In 2001, the WTO loosened patent rights when it came to essential medicines, allowing developing nations - particularly in Africa - to buy low-cost generic versions of otherwise expensive medications to fight HIV. And in the 1950s, Jonas Salk - the developer of the first effective polio vaccine - refused to patent it, a decision which quickly led to polio's eradication across much of the world. 

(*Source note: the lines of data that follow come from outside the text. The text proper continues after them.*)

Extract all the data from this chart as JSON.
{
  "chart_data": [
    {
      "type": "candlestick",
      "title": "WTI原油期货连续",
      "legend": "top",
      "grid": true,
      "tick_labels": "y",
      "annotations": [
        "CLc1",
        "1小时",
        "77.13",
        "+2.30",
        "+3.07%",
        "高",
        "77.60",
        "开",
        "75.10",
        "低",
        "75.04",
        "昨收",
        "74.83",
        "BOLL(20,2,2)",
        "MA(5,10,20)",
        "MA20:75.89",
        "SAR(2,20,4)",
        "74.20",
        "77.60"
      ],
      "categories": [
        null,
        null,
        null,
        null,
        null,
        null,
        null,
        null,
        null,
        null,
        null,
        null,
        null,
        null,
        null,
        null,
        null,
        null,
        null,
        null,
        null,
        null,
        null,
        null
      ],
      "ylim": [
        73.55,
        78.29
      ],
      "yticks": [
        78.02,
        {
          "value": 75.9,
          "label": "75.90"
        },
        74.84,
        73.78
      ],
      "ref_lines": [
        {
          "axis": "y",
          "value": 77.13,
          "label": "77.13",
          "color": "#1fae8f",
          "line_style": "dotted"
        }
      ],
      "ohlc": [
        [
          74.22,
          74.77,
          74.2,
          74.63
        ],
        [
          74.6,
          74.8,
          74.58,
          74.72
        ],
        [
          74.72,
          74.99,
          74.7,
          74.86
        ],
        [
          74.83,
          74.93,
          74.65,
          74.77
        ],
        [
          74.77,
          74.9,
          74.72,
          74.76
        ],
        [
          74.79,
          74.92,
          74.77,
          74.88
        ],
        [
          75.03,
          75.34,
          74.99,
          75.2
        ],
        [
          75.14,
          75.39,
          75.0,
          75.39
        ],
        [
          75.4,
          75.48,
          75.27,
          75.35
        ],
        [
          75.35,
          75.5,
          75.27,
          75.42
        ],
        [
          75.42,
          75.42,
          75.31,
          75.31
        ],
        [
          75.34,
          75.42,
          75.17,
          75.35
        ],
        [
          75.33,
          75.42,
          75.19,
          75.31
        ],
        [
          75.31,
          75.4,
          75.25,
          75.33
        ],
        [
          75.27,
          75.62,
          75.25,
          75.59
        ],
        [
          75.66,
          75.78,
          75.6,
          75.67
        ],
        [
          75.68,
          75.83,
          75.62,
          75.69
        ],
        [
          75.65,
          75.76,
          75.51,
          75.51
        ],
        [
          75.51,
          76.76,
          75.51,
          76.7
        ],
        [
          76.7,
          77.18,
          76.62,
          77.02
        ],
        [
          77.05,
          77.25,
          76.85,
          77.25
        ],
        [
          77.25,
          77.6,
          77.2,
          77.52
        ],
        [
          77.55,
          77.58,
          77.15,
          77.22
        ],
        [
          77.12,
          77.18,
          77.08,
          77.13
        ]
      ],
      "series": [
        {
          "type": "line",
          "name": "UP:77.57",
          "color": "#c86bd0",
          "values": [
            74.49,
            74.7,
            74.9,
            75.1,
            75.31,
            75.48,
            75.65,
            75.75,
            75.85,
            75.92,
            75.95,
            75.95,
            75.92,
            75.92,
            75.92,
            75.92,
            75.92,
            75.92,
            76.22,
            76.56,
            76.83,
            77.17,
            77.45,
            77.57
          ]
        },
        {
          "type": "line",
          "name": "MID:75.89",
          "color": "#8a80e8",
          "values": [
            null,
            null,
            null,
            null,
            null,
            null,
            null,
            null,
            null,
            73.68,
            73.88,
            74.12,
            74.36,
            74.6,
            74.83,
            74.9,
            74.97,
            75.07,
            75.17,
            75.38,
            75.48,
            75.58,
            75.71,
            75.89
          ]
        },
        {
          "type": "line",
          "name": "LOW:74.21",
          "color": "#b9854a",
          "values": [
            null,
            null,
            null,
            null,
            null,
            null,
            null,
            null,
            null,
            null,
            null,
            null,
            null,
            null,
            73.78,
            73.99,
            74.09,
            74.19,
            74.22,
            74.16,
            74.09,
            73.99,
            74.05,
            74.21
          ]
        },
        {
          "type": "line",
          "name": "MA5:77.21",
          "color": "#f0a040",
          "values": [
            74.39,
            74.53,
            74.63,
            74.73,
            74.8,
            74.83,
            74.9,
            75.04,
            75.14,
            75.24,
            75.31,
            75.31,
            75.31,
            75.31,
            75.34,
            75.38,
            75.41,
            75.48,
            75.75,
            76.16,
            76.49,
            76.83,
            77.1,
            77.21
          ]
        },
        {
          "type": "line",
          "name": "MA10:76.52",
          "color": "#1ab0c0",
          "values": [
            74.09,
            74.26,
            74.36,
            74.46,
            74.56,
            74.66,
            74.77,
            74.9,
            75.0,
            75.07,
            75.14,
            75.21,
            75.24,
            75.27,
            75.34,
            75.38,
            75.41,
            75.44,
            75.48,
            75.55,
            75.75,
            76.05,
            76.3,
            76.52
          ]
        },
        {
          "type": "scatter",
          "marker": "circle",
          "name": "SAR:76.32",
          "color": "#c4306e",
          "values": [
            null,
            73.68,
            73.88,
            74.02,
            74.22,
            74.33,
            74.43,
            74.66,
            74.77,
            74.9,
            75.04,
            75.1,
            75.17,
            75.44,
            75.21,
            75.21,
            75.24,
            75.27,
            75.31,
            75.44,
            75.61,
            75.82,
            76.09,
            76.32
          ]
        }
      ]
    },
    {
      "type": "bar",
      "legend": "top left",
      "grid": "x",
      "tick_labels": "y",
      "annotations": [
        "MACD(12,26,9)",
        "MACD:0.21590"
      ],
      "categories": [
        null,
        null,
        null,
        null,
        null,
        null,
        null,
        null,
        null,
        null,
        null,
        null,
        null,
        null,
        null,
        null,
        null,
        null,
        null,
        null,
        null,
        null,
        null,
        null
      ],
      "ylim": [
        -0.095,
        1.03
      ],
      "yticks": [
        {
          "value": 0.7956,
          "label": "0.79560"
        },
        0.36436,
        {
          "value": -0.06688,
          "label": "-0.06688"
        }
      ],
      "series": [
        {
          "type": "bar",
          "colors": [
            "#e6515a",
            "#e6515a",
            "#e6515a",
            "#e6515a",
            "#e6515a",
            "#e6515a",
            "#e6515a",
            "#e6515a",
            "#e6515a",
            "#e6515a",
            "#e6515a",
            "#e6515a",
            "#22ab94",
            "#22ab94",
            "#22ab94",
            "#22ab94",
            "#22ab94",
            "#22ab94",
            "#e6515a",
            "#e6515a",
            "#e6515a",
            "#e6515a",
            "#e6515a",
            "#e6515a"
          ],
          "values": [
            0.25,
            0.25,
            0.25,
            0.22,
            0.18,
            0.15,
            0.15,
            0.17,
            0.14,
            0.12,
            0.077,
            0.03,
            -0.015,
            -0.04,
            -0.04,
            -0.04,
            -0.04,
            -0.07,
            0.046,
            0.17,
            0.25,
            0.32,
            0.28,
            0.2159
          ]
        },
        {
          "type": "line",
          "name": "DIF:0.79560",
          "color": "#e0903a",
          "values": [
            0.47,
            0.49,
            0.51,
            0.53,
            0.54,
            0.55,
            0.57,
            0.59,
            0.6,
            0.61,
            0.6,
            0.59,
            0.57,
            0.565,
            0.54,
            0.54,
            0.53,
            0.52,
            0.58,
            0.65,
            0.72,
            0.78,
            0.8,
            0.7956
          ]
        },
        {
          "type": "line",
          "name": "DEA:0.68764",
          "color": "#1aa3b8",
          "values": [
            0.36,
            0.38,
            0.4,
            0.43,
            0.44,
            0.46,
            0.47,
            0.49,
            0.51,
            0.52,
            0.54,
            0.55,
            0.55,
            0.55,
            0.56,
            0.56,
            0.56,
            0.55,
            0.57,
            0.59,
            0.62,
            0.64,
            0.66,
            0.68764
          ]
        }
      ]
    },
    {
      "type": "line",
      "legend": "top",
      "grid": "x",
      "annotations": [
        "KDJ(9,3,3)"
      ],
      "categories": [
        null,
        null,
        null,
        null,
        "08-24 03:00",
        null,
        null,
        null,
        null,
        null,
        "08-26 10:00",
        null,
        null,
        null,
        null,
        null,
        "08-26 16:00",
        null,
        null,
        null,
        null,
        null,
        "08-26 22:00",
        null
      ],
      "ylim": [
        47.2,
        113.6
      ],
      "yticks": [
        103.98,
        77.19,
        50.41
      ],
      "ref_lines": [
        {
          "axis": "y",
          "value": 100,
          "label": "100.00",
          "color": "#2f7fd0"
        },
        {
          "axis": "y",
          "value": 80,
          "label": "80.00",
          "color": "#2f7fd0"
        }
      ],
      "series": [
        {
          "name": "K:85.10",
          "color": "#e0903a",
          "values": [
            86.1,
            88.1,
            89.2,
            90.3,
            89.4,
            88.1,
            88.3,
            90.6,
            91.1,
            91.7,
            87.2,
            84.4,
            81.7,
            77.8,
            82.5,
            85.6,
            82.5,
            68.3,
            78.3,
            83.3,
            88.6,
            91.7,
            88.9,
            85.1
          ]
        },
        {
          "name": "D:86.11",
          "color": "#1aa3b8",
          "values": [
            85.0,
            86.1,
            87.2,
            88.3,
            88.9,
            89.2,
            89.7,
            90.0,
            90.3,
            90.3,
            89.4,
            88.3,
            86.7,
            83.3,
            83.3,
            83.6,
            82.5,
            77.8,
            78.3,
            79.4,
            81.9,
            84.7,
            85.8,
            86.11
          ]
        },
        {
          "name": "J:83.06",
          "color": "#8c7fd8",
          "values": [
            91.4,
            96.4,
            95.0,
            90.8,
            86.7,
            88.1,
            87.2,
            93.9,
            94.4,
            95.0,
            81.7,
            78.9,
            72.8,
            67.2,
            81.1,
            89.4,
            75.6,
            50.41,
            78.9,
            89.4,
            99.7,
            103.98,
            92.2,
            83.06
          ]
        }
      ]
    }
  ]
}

Pfizer and BioNTech, whose vaccine has been approved for use already in the UK, Bahrain and Canada, has "shown no sign of licensing or technology transfer of their patented products", an article published in medical journal The Lancet this week said.

Former New Zealand Prime Minister Helen Clark earlier this year said it was "so important" because "world's leading virologists are telling us that without a vaccine we'll never live normally again so there is such a compelling public health reason for getting this out to everyone everywhere".

Defenders of the status quo have said simply waiving patents wouldn't solve the logistical problems of getting vaccines to where they're needed.

"Unfortunately, it is not as simple as putting a recipe on the internet and committing to not sue other companies during the pandemic," a spokesperson for Regeneron, whose treatment was used on US President Donald Trump, told The Lancet.

"[Intellectual property] is the least of the barriers," added John-Arne Røttingen, chair of the WHO Solidarity Trial of COVID-19 treatments.

Even if all of the existing vaccines are found to be safe and production ramped up, Oxfam says two-thirds of the world won't have access to a vaccine until sometime in 2022.

"It shouldn't matter which country you're in or how much money you've got in your back pocket about whether or not you get a vaccination," said Spratt. "We need it to be freely and fairly shared for anybody who wants it. It's got to be a people's vaccine." 

The WTO general council will meet in about a week's time. A decision is due before the end of the year. Decisions are generally made by consensus, so even just a few countries digging their heels in could derail the 'people's vaccine'.